Motorista embrigado que matou homem em SP tem liberdade provisória cedida
Decisão ocorreu nesta segunda-feira (19); Justiça afirmou que a liberdade provisória foi subordinada mediante o cumprimento de medidas cautelares

Após passar por uma audiência de custódia, nesta segunda-feira (19), Jean Henrique Pimentel Alves, de 24 anos, teve a liberdade provisória concedida pela Justiça de São Paulo. O jovem foi preso ao dirigir embriagado e matar um homem e ferir gravemente outras duas pessoas, na madrugada de segunda-feira (19), na Avenida Imperador, em Itaquera, na zona leste da capital paulista.
Em nota, o TJSP (Tribunal de Justiça de São Paulo), afirmou que a liberdade provisória foi subordinada mediante o cumprimento de medidas cautelares. Veja quais:
- Comparecimento mensal em Juízo para informar e justificar suas atividades;
- Obrigação de manter o endereço atualizado junto ao juízo competente;
- Proibição de ausentar-se da Comarca de residência por mais de oito dias sem prévia comunicação ao juízo.
Também foi determinada a prestação de fiança no valor de cinco salários-mínimos (R$ 8.105,00), além da suspensão do direito do dirigir, até contraordem.
O caso
O homem, de 24 anos, foi preso em flagrante após matar um homem e ferir gravemente outras duas pessoas ao dirigir embriagado, na madrugada desta segunda-feira (19), na Avenida Imperador, em Itaquera, zona leste de São Paulo.
O condutor do veículo foi identificado como Jean Henrique Pimentel Alves. A vítima era Cosme Conceição Borges, de 42 anos. Reinaldo Santos da Silva, de 34, e outra pessoa, ainda não identificada, também tiveram ferimentos.

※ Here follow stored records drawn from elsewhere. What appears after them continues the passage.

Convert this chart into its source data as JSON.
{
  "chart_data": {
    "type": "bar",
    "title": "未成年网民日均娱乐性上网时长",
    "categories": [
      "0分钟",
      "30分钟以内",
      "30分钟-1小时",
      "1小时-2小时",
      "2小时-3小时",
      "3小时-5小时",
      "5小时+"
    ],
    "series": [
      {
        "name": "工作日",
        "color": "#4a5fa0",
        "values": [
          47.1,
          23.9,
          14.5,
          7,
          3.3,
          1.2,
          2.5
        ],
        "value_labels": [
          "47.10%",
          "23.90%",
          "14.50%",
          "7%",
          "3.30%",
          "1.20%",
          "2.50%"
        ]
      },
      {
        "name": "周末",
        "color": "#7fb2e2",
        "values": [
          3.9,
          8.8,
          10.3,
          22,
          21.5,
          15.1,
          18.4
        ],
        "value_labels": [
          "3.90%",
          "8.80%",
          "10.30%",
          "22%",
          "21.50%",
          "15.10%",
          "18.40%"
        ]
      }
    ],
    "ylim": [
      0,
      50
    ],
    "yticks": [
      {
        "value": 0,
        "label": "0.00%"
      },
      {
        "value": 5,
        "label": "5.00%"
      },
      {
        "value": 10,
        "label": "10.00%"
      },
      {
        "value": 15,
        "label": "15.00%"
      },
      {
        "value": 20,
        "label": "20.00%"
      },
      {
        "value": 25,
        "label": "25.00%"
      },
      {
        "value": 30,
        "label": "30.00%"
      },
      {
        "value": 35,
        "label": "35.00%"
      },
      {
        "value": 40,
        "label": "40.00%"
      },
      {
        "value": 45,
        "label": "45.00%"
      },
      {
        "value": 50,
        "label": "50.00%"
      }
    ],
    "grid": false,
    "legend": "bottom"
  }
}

Imagens mostram o momento em que ocorre a colisão. É possível ver que o carro derrapa e acerta outros veículos estacionados. Algumas pessoas que viram a cena colocam a mão na cabeça, em gesto de desespero, e outras pedem ajuda.
Veja vídeo abaixo:
Antes de morrer, o homem de 42 anos chegou a ser socorrido ao Hospital Ermelino Matarazzo, mas não resistiu. Um dos atingidos teve fraturas expostas nos braços e nas pernas. O outro, sofreu uma avulsão da perna.
Acompanhe a imagem por outro ângulo:
Depois do acidente, as pessoas que estavam próximas ao local cercaram Jean, que admitiu a infração.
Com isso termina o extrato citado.